Difference between us and international english Framemaker

Steve Rickaby srickaby at wordmongers.demon.co.uk
Thu Dec 14 09:04:03 PST 2006


At 08:49 -0800 14/12/06, Gillian Flato wrote:

>This brings up a topic that will affect us soon. My company just merged with a company on England. They write their manuals the English way (i.e. colour, theatre etc.) and we write the American way (color, theater). In 2007, I will be working on a project with them so the docset will be split up between their local tech writer and me.

I assume you mean 'in England'. I know we're smaller than you, but we're bigger than just a rock in the Atlantic ;-)

>So the question is, which English do we standardize on?

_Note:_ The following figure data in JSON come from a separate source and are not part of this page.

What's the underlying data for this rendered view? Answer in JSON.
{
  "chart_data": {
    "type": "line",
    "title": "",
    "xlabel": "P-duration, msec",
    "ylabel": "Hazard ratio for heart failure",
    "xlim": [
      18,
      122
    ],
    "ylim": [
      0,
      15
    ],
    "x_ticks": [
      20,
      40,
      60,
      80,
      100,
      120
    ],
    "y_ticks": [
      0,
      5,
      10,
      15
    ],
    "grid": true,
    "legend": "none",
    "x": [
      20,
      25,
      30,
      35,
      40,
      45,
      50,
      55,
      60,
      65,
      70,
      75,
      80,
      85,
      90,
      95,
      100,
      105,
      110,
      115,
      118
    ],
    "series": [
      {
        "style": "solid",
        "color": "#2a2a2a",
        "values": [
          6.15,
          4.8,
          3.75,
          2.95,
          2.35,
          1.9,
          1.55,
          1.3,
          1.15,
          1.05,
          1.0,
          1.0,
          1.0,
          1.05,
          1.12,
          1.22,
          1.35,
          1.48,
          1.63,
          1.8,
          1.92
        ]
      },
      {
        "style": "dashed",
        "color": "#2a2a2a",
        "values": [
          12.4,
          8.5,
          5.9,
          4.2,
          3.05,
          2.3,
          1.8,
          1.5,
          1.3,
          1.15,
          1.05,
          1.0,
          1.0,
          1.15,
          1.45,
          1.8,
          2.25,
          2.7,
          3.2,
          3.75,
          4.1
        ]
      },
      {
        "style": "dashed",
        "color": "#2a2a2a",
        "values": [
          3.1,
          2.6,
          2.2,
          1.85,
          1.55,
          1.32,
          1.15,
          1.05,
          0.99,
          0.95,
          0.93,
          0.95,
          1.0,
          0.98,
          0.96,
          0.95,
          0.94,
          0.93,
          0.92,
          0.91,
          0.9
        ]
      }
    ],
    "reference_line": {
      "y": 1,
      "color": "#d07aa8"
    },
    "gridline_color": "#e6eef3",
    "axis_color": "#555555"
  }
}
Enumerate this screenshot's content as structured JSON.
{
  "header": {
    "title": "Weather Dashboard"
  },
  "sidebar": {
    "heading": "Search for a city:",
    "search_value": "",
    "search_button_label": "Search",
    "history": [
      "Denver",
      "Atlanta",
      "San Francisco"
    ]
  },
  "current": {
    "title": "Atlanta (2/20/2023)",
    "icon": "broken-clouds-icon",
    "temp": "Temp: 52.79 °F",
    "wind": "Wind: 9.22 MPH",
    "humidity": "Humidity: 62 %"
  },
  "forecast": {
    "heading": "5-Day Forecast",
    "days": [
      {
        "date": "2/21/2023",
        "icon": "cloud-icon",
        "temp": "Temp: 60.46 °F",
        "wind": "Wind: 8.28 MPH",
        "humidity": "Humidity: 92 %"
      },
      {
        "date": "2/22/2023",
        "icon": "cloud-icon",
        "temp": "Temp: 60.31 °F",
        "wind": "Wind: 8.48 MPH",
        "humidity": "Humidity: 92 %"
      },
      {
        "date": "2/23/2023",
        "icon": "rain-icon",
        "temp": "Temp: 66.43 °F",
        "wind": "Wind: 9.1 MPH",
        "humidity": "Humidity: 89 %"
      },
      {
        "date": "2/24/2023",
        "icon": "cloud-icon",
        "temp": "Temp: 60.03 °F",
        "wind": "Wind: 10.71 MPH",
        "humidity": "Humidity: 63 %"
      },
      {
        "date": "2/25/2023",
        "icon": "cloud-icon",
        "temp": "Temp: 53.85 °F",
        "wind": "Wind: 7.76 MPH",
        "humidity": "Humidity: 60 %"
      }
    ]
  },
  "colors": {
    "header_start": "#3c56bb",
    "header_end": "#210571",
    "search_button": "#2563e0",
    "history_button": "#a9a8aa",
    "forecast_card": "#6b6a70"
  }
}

And the answer is... whichever you prefer. It's a corporate policy-level issue, but in most cases it's US English that wins out.

As a UK-based tech author, I very frequently have to work in US English, both for US clients and for UK publishers who have standardised on US English for the international market. I think you'd find that any competent tech author should be conversant with this - although I have to look up the punctuation rules every time. Make sure your author realises that it's not just spelling: word usage, punctuation, grammar and idiom are involved too. I'm sure there are good reference works on the subject.

One thing to be wary of, if we're talking about FrameMaker: I've found that the US English dictionary is sometimes a little too lax. For example, it accepts both 'modelling' and 'modeling'. Or mine does, anyway.